How to Make Molasses


       Sorghum Seeds

May 10th or 15th is the best time to plant the sorghum seeds. The sorghum seeds can be saved from the previous years crop. The best place to plant the seeds that results in the best molasses is in red clay. You want to make sure you fertilize and keep the weeds out after planting until October. October is the perfect month to harvest the crop. A good test is to check the sorghum seeds. If they are dark brown and ready to fall off it is time.


 You want to cut the stalks off 5 or 6 inches from the ground. Remove the "fathers" ( according to the old timers, fathers are the blades.)


   The next step is to remove the sorghum seeds by cutting them at a slant with a knife. After cutting the stalks, Fred Bunton, a local Appalachian resident, stands up the cane and leaves it for a week. He says this makes a better molasses. After a week it is ready to run through the mill.

Cane mills use to be run by horses or mules. Today they are usually run by motors. Fred rigged his 1900 mill to a tractor engine. When Fred runs the cane through the mill he uses a sack as a strainer to trap dirt and debris.

        Boiler Pan

After the tub is full you transport the sorghum juice to the six inch deep, thirty inch wide, 6 foot long boiler pan. Fred also strains the juice again with a new sack into the vat.


It is now time to boil the sorghum juice into the molasses. The boiler pan sits on top of a furnace. Fred's furnace is made out of concrete blocks. It is basically just a rectangular box surrounding a wood fire. The boiler pan sits on top of the concrete blocks. You want to burn the fire slow and evenly or the molasses will burn. The sorghum juice needs to boil around six hours.


As your boiling you want to keep skimming the green substance found on the top of the sorghum juice with a special strainer made for making molasses.



There are several ways to tell when the molasses is ready; If the green substance turns yellow, the molasses start to get thick and thread, and when "frog eyes appear".

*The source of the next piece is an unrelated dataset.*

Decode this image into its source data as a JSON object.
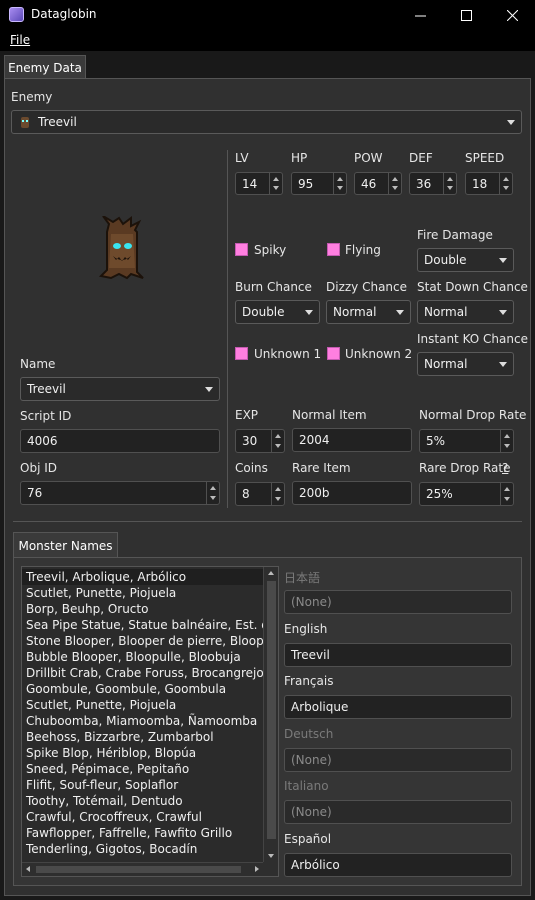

You might of guessed frog eyes are bubbles in the thick molasses.



It is now time to take the boiler pan off the furnace and strain it for a third time into big pots.


It is at this point Mildred Bunton pours the syrup into mason jars. Mildred says, "You should can it while it is hot so it won't cool and hardened". When canning you will find that 50 gallons of sorghum juice only makes 7 gallons of molasses.


The best part of canning the molasses is tasting as you can. Mildred makes homemade biscuits and everyone who is helping with the molasses dips the hot, fresh, delicious biscuits into the vat, and samples the seasons batch.